Based on a report in Daily Variety. ReallyScary.Com tells us that Quentin Tarantino’s episode, “Death Proof,” will be released in the U.K. by Momentum Pictures on September 21, with Robert Rodriguez’s “Planet Terror” to follow some undisclosed time later. Presumably, “Death Proof” will be released in the longer cut that Tarantino is taking to the Cannes Film Festival next month.
This is a truly terrible idea. Since GRINDHOUSE bombed, there has been a lot of second-guessing about what went wrong with the movie’s U.S. release (audiences didn’t understand the double bill concept; they didn’t want to sit for three hours, etc), but few people are examining the most fundamental problem: the two feature films simply were not very good.

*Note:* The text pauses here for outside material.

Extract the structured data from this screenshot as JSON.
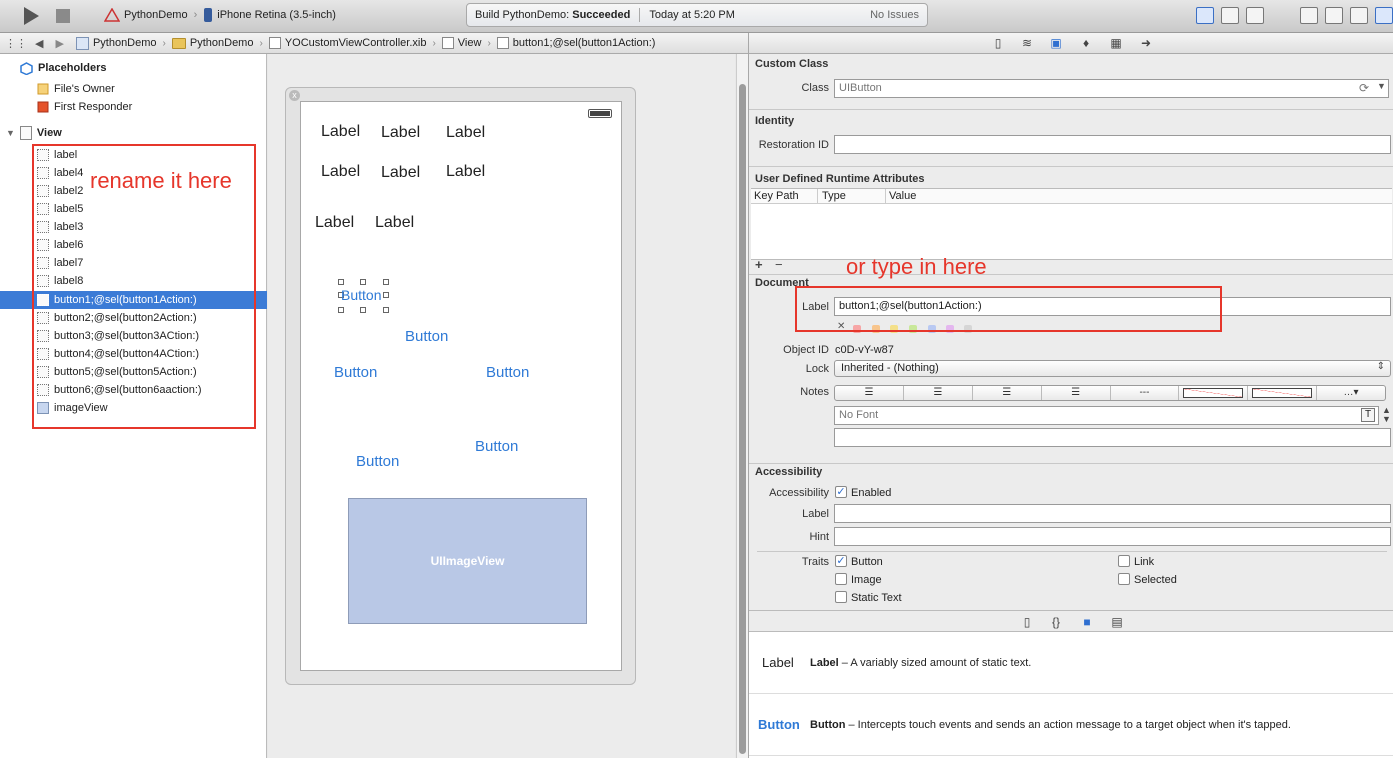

“Planet Terror” was barely passable as junk entertainment, but “Death Proof” was a nearly complete disaster. The main saving grace was that it was the second half of a double bill, so you could rationalize away the boredom by saying, “Can’t complain – it’s two movies for the price of one.”
It also didn’t hurt that before sitting through the interminable opening section of “Death Proof,” you had gotten at least some excitment from “Planet Terror” and a few laughs from the phony trailers in between the two films. That little buzz helped sustain you through the pointless rounds of dialogue that padded out the first half of Tarantino’s mini-opus.
That effect will be lost when “Death Proof” screens as a stand-alone film, and a longer cut will only exacerbate the problem. There really is nothing to “Death Proof” – it’s an idea for a half-hour short, inexcusably padded to feature length.
I mean, think about it: what happens in the film? A group of girls talks a lot in their car and in a bar, and then Stuntman Mike tires to kill them – and succeeeds. Then another set of girls talks a lot in their car and in a cafe, and then Stuntman Mike tries to kill them – and fails. Do you really need 90 minutes to tell that story? Do you really think there’s any possible reason for making it even longer. Yes, I know some of you guys are dying to see the lap dance much discussed in the shorter cut – but never shown. But is that really worth the price of admission?
The only interesting aspect to this fiasco is the state of denial it reveals in the filmmakers and the distributors. Like George Bush with his “New Way Forward,” no one wants to admit a fundamental failure of their original plan; they keep thinking that tweaking a few strategic details will rescue their misguided efforts from the jaws of disaster.